Question

The phase difference between applied emf and the line current in an anti resonant circuit at resonance is
A. \[\dfrac{\pi }{2}{\rm{ radian}}\]
B. \[\pi {\rm{ radian}}\]
C. \[\dfrac{{3\pi }}{2}{\rm{ radian}}\]
D. zero

Answer 1

Hint: In the solution we will be using the expression of phase difference given in the form of impedance of the circuit. Impedance is the term which takes into account both inductive reactance and capacitive reactance of the given circuit. We will be substituting the value of the difference between reactance of capacitor and inductor to zero at resonance of the given L-R-C circuit.

Complete step by step solution:
The expression for phase difference in an L-R-C circuit.
\[\tan \phi = \dfrac{{\left( {{X_L} - {X_C}} \right)}}{R}\]……(1)

Here, R is the resistance, \[{X_L}\] and \[{X_C}\] are inductive and capacitive reactance respectively.

On rearranging equation (1) we get,
\[\phi = {\tan ^{ - 1}}\left[ {\dfrac{{\left( {{X_L} - {X_C}} \right)}}{R}} \right]\]……(2)

In the phenomena of resonance, the magnitude of reactance of both inductor and capacitor becomes equal but their direction is opposite that means both the reactance will cancel out each other.
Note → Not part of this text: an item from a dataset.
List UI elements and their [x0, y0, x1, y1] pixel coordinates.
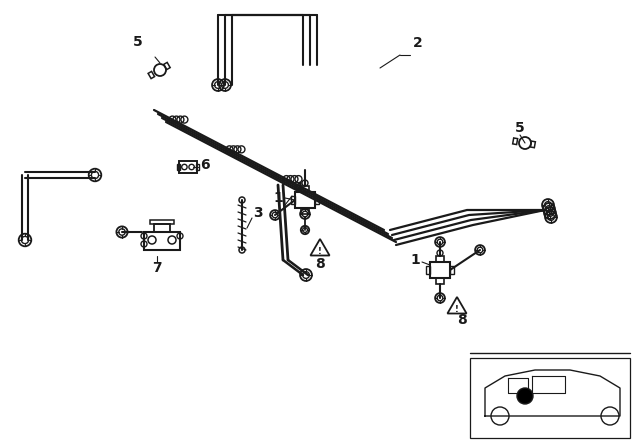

In other words it can be said that at resonance of an L-R-C circuit the value of the difference between reactance of inductor and capacitor is zero that is \[\left( {{X_L} - {X_C}} \right)\] equal to zero.

Substitute \[0\] for \[{X_L} - {X_C}\] in equation (2).
\[\begin{array}{c}
\phi = {\tan ^{ - 1}}\left[ {\dfrac{0}{R}} \right]\\
 = 0
\end{array}\]

Therefore, the phase difference between applied emf and the line current is zero and the option (D) is correct.

Note: Keep in mind that the value of phase difference \[\phi \] has to be evaluated so after calculating the value of \[\tan \phi \] take the inverse of this value so that the value of phase difference will come out.